How to Find Your ICP Sweet Spot

Finding your ideal customer profile isn't a quick process. It requires:

  • Extensive customer interviews and research
  • Testing different audience segments
  • Analyzing who engages most with your content
  • Understanding the difference between who could use your product and who desperately needs it

Remember: you can always expand your audience later, but starting too broad means your message resonates with no one.

The Second Non-Negotiable: Solve a Painful Problem

Address Pain That Keeps People Up at Night

Having a specific audience is only half the battle. You also need to solve a problem that's genuinely painful for that group – something they're actively struggling with and would pay to fix.

From Problem to Solution: Making It Concrete

Using the same example, the problem isn't just "starting a business is hard." It's much more specific: "I have a tech idea but don't know the steps to get started, and I'm worried about missing something important that could derail my entire venture."

The solution addresses this directly: a personalized roadmap tailored to each startup idea that guides founders through every essential step, from identifying their ICP to setting up their EIN. It's concrete, specific, and directly addresses the fear of missing critical steps.

The Pain Point Test

Before you finalize your waitlist messaging, ask yourself:

  • Would someone lose sleep over this problem?
  • Are they actively searching for solutions right now?
  • Would they pay money to solve this immediately?
  • Does your solution address the root cause, not just symptoms?

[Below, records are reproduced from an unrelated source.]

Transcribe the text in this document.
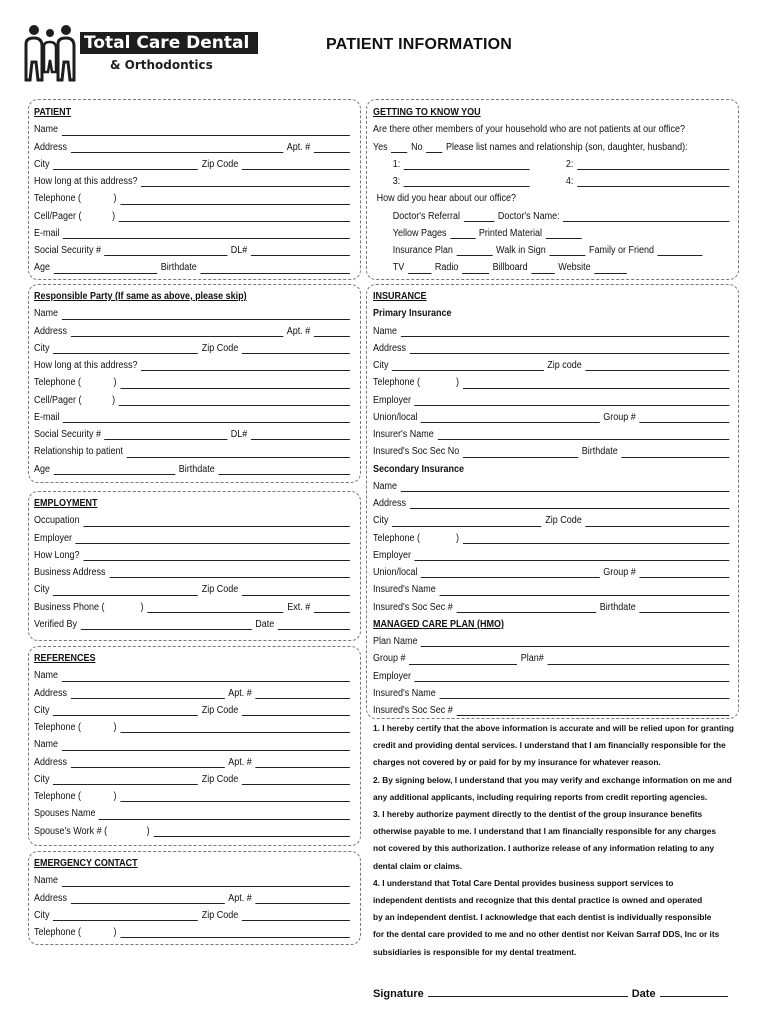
Total Care Dental
& Orthodontics
PATIENT INFORMATION
PATIENT
Name
Address	Apt. #
City	Zip Code
How long at this address?
Telephone (	)
Cell/Pager (	)
E-mail
Social Security #	DL#
Age	Birthdate
Responsible Party (If same as above, please skip)
Name
Address	Apt. #
City	Zip Code
How long at this address?
Telephone (	)
Cell/Pager (	)
E-mail
Social Security #	DL#
Relationship to patient
Age	Birthdate
EMPLOYMENT
Occupation
Employer
How Long?
Business Address
City	Zip Code
Business Phone (	)	Ext. #
Verified By	Date
REFERENCES
Name
Address	Apt. #
City	Zip Code
Telephone (	)
Name
Address	Apt. #
City	Zip Code
Telephone (	)
Spouses Name
Spouse's Work # (	)
EMERGENCY CONTACT
Name
Address	Apt. #
City	Zip Code
Telephone (	)
GETTING TO KNOW YOU
Are there other members of your household who are not patients at our office?
Yes No Please list names and relationship (son, daughter, husband):
1:	2:
3:	4:
How did you hear about our office?
Doctor's Referral	Doctor's Name:
Yellow Pages	Printed Material
Insurance Plan	Walk in Sign	Family or Friend
TV	Radio	Billboard	Website
INSURANCE
Primary Insurance
Name
Address
City	Zip code
Telephone (	)
Employer
Union/local	Group #
Insurer's Name
Insured's Soc Sec No	Birthdate
Secondary Insurance
Name
Address
City	Zip Code
Telephone (	)
Employer
Union/local	Group #
Insured's Name
Insured's Soc Sec #	Birthdate
MANAGED CARE PLAN (HMO)
Plan Name
Group #	Plan#
Employer
Insured's Name
Insured's Soc Sec #

1. I hereby certify that the above information is accurate and will be relied upon for granting

credit and providing dental services. I understand that I am financially responsible for the

charges not covered by or paid for by my insurance for whatever reason.

2. By signing below, I understand that you may verify and exchange information on me and

any additional applicants, including requiring reports from credit reporting agencies.

3. I hereby authorize payment directly to the dentist of the group insurance benefits

otherwise payable to me. I understand that I am financially responsible for any charges

not covered by this authorization. I authorize release of any information relating to any

dental claim or claims.

4. I understand that Total Care Dental provides business support services to

independent dentists and recognize that this dental practice is owned and operated

by an independent dentist. I acknowledge that each dentist is individually responsible

for the dental care provided to me and no other dentist nor Keivan Sarraf DDS, Inc or its

subsidiaries is responsible for my dental treatment.

Signature	Date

If you can't answer "yes" to all of these, you need to dig deeper into your audience's real challenges.

Putting It All Together: Waitlist Messaging That Works

The Formula for Waitlist Success

Successful waitlist copy follows a simple but powerful formula:

Who it's for + What problem you solve + How you solve it = Signups

Instead of "Brand Name - Coming Soon," your waitlist should immediately communicate:

  • The specific type of person this serves
  • The exact problem you're solving for them
  • A clear hint at your unique solution approach

Marketing Beyond Your Network

Once you have clear messaging, you need to get it in front of people who don't already know you. This means:

  • Creating content that resonates with your ICP on their preferred platforms
  • Engaging in communities where your ideal customers spend time
  • Building partnerships with others who serve adjacent needs
  • Using targeted advertising with your specific messaging

The goal is reaching people who've never heard of you but immediately recognize themselves in your messaging.

Key Lessons You Can Apply Today

Action Items for Your Next Waitlist

  • Audit your current waitlist messaging – Does it clearly state who it's for and what problem it solves? If not, it's time for a rewrite.
  • Define your ideal customer profile with laser precision – Go beyond demographics to understand specific challenges, behaviors, and pain points.
  • Test your problem-solution fit – Interview potential customers to validate that your solution addresses a genuinely painful problem.
  • Craft messaging that speaks directly to your ICP – Use their language, reference their specific situations, and make it immediately clear this is "for them."
  • Plan your outreach beyond your personal network – Identify where your ideal customers spend time and how to reach them with your message.

Next Steps

Stop Building Waitlists That Flop

Generic waitlists are a waste of your time and energy. Your product deserves better than signups from people who already know and love you. It deserves to reach the people who genuinely need what you're building.

Start by getting crystal clear on these two fundamentals: who you're serving and what painful problem you're solving for them. Everything else – your messaging, your marketing, your product development – should flow from this foundation.

Ready to build a waitlist that actually converts? Take the next hour to define your ideal customer profile and the specific pain point your solution addresses. Then rewrite your waitlist copy to speak directly to that person about that problem.

The difference in your signup rates will speak for itself.